The situation in Berlin is improving. The principal government and civil service buildings, such as [the ones occupied by] the Council of Ministers, the SED Central Committee, and the Police headquarters, are secured and guarded by our forces. The primary districts of the Soviet sector of Berlin are under the control of our forces.

According to preliminary data, forty-six active instigators were arrested. The situation at the buildings occupied by the SED Central Committee and the government is peaceful.

All the roads on the way to these buildings are blocked by our troops, tanks, and artillery. The tanks and armored personnel carriers are finishing dispersing the demonstrators. Some demonstrators are leaving the columns and hiding along the side streets. Some three thousand demonstrators are gathering at Friedrichstrasse in the American sector of Berlin. Demonstrators shouted anti-government slogans, demanded the immediate resignation of the present government of the German Democratic Republic, and a decrease in prices by 40 percent, the defense of the strikers, the abolition of the [East] German armed forces and the People's Police, and the return of the territories of Germany that were given to Poland, as well as other anti-Soviet slogans.

Martial law was introduced in the Soviet sector of Berlin at 1:00 p.m. on 17 June, local time.

To restore order, the 2nd Mechanized [Soviet] Army, consisting of the 1st and the 14th mechanized divisions and the 12th tank division, was brought into Berlin and given the task of restoring complete order in the city by 9:00 p.m. on 17 June.

The units of the above divisions will be reaching the outskirts of the city by 4.00 - 6.00 p.m. The members of the GDR government have been evacuated from the dangerous areas and are with comrade Semyonov.

With the intention to restore public order and terminate the anti-government demonstrations which have occurred, martial law has been declared in Magdeburg, Leipzig, Dresden, Halle, Görlitz, and Brandenburg.

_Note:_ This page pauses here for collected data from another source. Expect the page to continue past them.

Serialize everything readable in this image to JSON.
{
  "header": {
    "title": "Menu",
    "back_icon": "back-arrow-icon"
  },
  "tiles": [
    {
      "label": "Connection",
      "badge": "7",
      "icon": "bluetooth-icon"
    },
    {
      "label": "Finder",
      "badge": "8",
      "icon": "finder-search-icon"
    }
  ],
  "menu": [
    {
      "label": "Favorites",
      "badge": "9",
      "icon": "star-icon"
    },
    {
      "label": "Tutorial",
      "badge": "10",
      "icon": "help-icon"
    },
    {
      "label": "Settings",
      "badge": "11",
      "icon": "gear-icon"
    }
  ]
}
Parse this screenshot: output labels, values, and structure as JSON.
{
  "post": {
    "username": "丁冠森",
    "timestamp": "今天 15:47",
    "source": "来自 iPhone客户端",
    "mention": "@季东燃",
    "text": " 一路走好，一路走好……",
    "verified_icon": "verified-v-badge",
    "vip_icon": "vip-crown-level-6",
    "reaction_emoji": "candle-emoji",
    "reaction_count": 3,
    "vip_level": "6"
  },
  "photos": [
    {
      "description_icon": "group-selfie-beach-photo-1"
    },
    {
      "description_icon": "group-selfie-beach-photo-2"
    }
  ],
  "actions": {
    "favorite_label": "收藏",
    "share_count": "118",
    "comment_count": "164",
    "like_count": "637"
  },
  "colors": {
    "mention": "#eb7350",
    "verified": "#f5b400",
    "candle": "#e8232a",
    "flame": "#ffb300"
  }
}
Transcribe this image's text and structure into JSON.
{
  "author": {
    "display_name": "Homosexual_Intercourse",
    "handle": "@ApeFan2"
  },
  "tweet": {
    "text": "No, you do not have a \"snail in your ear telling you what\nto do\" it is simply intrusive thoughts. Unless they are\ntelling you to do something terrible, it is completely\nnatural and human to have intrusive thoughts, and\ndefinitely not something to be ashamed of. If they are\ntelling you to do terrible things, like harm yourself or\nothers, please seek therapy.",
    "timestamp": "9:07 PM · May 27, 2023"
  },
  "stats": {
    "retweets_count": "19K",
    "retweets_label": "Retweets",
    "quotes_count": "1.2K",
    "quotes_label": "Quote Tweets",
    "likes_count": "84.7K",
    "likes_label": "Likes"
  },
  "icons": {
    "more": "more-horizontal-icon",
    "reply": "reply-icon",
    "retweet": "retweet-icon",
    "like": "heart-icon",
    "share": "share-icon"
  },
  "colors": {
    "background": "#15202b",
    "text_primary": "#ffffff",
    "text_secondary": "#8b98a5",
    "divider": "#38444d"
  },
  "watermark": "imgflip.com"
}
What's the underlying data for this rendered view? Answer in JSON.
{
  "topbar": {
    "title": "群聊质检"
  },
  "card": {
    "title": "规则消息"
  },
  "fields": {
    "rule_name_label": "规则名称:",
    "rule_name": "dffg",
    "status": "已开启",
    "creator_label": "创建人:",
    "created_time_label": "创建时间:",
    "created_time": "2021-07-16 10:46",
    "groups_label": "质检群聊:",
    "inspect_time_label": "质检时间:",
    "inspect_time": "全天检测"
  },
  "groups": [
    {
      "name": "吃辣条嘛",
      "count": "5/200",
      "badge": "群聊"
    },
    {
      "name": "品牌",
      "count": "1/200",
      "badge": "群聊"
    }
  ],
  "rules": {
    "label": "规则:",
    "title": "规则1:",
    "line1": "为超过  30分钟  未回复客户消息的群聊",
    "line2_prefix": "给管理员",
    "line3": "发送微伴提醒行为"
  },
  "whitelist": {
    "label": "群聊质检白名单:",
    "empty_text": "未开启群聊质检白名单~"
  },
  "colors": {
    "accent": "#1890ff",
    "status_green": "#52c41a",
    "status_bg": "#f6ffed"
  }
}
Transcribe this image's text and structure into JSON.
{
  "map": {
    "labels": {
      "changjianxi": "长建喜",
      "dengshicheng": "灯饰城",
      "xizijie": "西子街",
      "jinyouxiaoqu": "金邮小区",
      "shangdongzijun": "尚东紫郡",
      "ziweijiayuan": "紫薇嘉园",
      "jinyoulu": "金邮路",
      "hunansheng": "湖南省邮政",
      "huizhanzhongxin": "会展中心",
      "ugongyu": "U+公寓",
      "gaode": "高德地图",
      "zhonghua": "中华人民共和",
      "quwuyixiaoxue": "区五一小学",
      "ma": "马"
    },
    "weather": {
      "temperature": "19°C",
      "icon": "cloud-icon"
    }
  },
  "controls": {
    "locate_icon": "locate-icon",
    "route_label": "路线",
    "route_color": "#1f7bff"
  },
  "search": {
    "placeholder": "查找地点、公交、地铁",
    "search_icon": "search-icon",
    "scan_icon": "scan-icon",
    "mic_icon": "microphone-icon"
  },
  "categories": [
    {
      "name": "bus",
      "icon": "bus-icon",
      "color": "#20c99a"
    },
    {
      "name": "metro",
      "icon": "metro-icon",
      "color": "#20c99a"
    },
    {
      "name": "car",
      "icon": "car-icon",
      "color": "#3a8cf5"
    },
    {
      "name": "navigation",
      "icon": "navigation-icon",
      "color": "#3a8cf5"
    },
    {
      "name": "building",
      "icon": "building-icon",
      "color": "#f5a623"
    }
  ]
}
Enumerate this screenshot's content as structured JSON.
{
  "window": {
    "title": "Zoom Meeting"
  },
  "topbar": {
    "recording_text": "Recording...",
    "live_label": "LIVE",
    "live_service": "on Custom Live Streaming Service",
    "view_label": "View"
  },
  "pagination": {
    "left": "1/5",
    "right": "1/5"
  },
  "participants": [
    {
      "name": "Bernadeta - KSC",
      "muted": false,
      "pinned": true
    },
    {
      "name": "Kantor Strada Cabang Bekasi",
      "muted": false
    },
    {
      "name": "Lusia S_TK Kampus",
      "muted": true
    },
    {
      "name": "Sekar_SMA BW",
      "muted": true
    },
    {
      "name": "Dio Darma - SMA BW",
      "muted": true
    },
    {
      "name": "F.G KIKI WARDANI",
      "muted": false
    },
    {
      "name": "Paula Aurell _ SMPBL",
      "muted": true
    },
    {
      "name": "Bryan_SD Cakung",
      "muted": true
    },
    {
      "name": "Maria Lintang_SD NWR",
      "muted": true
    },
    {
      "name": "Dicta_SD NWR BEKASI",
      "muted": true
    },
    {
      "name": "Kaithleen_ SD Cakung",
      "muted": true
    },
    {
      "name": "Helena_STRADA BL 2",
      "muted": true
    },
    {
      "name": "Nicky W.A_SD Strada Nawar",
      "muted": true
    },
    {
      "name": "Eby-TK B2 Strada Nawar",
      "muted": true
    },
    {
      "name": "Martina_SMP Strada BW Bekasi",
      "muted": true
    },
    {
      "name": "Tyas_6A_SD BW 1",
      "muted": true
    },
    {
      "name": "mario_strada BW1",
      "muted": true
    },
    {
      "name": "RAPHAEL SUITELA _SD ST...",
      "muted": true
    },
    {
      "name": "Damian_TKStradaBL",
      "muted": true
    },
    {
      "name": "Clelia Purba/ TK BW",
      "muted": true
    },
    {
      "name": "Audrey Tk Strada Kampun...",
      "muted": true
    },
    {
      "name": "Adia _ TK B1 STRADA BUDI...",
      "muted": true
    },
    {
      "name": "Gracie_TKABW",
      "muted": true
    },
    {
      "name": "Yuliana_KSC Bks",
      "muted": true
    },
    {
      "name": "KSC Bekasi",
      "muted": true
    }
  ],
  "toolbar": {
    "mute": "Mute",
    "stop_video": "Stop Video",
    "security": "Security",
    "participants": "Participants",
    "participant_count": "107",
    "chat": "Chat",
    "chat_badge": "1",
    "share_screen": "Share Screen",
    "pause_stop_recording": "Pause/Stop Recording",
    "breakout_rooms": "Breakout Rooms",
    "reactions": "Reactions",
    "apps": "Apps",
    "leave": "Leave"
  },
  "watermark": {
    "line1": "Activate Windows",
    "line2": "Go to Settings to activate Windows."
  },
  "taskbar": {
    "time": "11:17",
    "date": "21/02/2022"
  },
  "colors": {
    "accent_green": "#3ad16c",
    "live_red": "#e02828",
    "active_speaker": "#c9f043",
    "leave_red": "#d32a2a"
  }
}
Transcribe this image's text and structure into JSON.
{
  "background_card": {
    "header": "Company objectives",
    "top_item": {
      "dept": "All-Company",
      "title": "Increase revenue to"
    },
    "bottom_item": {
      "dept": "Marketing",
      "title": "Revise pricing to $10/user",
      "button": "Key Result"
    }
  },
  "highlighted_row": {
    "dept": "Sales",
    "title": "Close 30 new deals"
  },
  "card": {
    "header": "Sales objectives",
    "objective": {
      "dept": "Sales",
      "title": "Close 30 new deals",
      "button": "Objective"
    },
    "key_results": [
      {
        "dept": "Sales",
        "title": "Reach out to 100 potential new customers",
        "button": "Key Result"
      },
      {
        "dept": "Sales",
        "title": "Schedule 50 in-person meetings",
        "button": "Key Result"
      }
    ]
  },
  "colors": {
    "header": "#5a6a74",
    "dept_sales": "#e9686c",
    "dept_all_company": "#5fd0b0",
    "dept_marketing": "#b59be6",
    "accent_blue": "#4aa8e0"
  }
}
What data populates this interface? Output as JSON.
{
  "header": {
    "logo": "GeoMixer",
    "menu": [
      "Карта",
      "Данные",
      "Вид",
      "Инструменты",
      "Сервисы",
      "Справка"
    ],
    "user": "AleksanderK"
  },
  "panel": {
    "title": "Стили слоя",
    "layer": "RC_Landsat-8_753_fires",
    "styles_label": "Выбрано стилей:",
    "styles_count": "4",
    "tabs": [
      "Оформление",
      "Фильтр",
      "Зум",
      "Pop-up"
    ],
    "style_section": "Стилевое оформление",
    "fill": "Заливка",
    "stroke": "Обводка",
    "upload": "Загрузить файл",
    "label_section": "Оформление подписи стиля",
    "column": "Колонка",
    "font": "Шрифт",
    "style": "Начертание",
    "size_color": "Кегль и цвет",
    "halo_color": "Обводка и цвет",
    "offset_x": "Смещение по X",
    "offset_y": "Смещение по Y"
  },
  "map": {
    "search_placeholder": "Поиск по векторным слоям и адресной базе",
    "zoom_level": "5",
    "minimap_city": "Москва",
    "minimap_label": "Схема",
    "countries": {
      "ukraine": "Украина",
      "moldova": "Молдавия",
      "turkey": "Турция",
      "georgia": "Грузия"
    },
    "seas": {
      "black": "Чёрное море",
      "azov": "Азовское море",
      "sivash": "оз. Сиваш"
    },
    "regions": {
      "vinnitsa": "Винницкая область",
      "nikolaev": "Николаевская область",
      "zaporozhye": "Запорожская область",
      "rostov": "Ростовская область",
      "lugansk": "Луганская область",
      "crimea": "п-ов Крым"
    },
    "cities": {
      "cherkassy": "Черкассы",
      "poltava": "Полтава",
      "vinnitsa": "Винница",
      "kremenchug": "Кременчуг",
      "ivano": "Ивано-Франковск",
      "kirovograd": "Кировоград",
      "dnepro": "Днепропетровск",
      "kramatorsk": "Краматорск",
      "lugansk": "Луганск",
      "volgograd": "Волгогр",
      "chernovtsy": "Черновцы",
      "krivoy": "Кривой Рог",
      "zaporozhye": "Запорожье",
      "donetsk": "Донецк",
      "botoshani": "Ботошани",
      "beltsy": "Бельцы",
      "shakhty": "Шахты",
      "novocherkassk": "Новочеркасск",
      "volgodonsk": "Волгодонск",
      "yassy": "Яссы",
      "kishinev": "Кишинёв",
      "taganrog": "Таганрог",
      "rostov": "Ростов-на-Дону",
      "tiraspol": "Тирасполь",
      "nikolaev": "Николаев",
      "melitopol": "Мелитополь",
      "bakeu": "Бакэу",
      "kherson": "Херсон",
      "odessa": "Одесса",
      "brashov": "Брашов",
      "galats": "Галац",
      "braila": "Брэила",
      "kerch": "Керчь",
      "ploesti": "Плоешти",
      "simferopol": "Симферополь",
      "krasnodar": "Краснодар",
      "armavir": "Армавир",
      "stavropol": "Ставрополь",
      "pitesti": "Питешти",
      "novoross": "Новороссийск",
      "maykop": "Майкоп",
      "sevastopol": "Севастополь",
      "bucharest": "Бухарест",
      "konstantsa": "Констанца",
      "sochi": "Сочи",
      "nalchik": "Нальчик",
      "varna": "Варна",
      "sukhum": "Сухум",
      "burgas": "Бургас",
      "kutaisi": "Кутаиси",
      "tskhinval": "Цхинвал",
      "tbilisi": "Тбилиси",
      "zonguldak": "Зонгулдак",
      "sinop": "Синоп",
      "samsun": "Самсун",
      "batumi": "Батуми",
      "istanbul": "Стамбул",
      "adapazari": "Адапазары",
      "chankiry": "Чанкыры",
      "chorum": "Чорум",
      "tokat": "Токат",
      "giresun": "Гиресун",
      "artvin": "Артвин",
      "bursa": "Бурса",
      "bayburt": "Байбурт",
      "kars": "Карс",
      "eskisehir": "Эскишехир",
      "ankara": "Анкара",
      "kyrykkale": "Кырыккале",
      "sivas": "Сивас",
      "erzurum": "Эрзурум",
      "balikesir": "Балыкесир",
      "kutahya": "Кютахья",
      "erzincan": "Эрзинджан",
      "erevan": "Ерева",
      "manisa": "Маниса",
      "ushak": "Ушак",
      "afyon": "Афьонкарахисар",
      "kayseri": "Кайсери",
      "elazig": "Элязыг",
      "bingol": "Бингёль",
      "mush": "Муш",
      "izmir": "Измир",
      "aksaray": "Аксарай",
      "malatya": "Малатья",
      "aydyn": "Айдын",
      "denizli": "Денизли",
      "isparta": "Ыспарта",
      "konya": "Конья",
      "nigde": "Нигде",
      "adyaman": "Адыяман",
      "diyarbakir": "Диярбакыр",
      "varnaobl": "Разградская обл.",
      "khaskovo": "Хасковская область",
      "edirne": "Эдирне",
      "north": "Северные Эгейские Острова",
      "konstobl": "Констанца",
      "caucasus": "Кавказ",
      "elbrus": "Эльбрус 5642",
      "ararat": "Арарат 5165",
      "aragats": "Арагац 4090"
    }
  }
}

Today, at 2.00 p.m., local time, a declaration was issued by the government of the German Democratic Republic to the German people which explained the nature of events that have taken place and called for the unity and opposition to the fascist and reactionary elements.

Grechko

Tarasov



Received on telephone by Lieutenant-Colonel N. Pavlovsky

17 June 1953, 6.30 p.m.

(Signature)





[Quelle: AGSh, f. 16, op. 3139, d. 155, II. 8-9. Übersetzung: Victor Gobarev. Zuerst veröffentlicht in: Cold War International History Project Bulletin, No. 10 (March 1998), pp. 87-88. - Auch dok. in: Christian F. Ostermann (Hg.), Uprising in East Germany. The Cold War, the German Question and the First Major Upheaval Behind the Iron Curtain. National Security Archive Cold War Readers, New York: CEU Press 2001, Dokument Nr. 30, S. 190/91.]